In practice: to test the vaunted advantages of the Rhino concerning muzzle climb and recoil, the tester focused on the model weighing 700 grams and with a shorter barrel. In fact, if this works then the heavier models should work even better. The little revolver has certainly roared and spat fire just like any other regular snub nose. But the perceived recoil was relatively small. With a .357 load (125 grains Soft Point bullet), it fired so pleasantly that the shooter almost zealously insisted on firing the following shot.
It was surprising that it was easier than expected to overcome the relative high resistance of the DA shooting, measured at 5500 g. The shooting groups also proved that this is an accurate revolver. A group of six shots from a good distance of 7.5 m (25 feet) remained within the "ten" of the PPC target (10x150mm), three shots in the X (50x75mm). Naturally, from two inches with 135-grain .357 hollow point Black Hills Magnum ammunition. The additional .38 tried were almost exactly like the small 22 caliber cartridges. The soft rubber grip also contributes to this. A shot from a .357 with 158 grains, soft point flathead, shot in order to compare it with the 40DS model with plywood handle gave a considerable shock to the hand. However, in this case, it remained within muzzle climb limits. The weapon was very stable in shooting just like regular revolvers.
As shown by a whole series of photos of “do nots” in the service manual, when shooting, if possible, do not keep both thumbs parallel under the cylinder and do not place the index finger of the hand not shooting on the receiver. In fact, the shooter risks bruising the end of his finger if not burning it. Flames and debris escape the gap between the barrel and cylinder of the Rhino. Because the barrel is so low, these flames and debris immediately reach to the finger below. The weapon is perhaps not yet fully mature. In fact, when shooting with both hands there is distortion with negative backlash, otherwise you risk burning your fingers. A remote differentiator could certainly solve the problem. Conclusion: Rhino models offer a significantly lower muzzle climb than its competitors. Furthermore, the issue of the reduction of recoil caused by the lowered barrel is debatable, at least by the energy conservation principle. It remains a hope of the father of the idea. However, the Rhino shows that there is still room for intelligent innovations in the development of DA revolvers. Shooting with this weapon is always fun. And you can easily hit the mark at least as well as with the common defense or sport revolvers: ideal for those who want something different than usual revolvers.

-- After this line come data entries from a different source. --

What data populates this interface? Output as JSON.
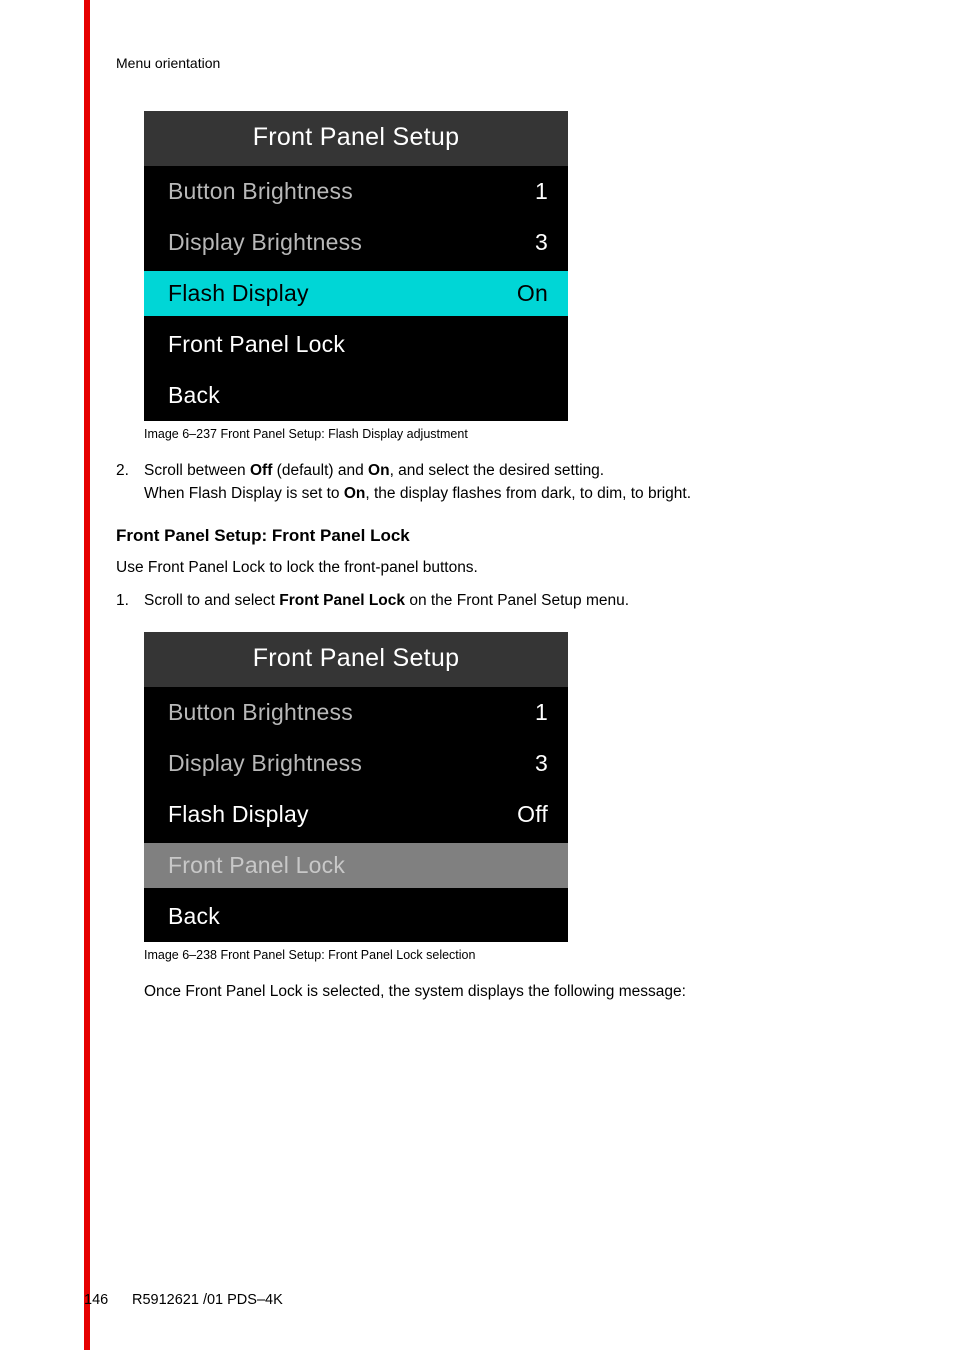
{
  "header": "Menu orientation",
  "menu1": {
    "title": "Front Panel Setup",
    "rows": [
      {
        "label": "Button Brightness",
        "value": "1"
      },
      {
        "label": "Display Brightness",
        "value": "3"
      },
      {
        "label": "Flash Display",
        "value": "On"
      },
      {
        "label": "Front Panel Lock",
        "value": ""
      },
      {
        "label": "Back",
        "value": ""
      }
    ]
  },
  "caption1": "Image 6–237  Front Panel Setup: Flash Display adjustment",
  "step2": {
    "num": "2.",
    "line1a": "Scroll between ",
    "off": "Off",
    "line1b": " (default) and ",
    "on1": "On",
    "line1c": ", and select the desired setting.",
    "line2a": "When Flash Display is set to ",
    "on2": "On",
    "line2b": ", the display flashes from dark, to dim, to bright."
  },
  "heading": "Front Panel Setup: Front Panel Lock",
  "para1": "Use Front Panel Lock to lock the front-panel buttons.",
  "step1": {
    "num": "1.",
    "a": "Scroll to and select ",
    "b": "Front Panel Lock",
    "c": " on the Front Panel Setup menu."
  },
  "menu2": {
    "title": "Front Panel Setup",
    "rows": [
      {
        "label": "Button Brightness",
        "value": "1"
      },
      {
        "label": "Display Brightness",
        "value": "3"
      },
      {
        "label": "Flash Display",
        "value": "Off"
      },
      {
        "label": "Front Panel Lock",
        "value": ""
      },
      {
        "label": "Back",
        "value": ""
      }
    ]
  },
  "caption2": "Image 6–238  Front Panel Setup: Front Panel Lock selection",
  "para2": "Once Front Panel Lock is selected, the system displays the following message:",
  "footer": {
    "page": "146",
    "doc": "R5912621 /01 PDS–4K"
  }
}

The predecessors. At first, many observers just believed the Rhino to be a copy of the more than twenty-year-old Mateba revolver. And no wonder. In fact, both models are by the same designer: Emilio Ghisoni. Ghisoni has steadily continued to develop the concept of the upside down revolver and, after the first .357 Mateba 2006M model and the seven shot 2007 sports model, he produced the “Pistolver” Unica model in the mid-1990s. It worked like a breech loading with recoiling cylinder and simultaneous armament of the hammer. While the series of the 2006 models still had a closed receiver and the cylinder turned upwards, the Unica had an opened receiver with a cylinder that turned sideways. It was available in the .44 Magnum and the .454 Casull. When the inventor, Ghisoni, died in April 2008, his financer, Antonio Cudazzo, shared the project with Chiappa who continued and improved it. This is where the Rhino starts. The reference to the name of the head of the company, Rino Chiappa, is a sly play on words: in fact, the current model gets its name from him, but “rhino” is also the abbreviated form of rhinoceros.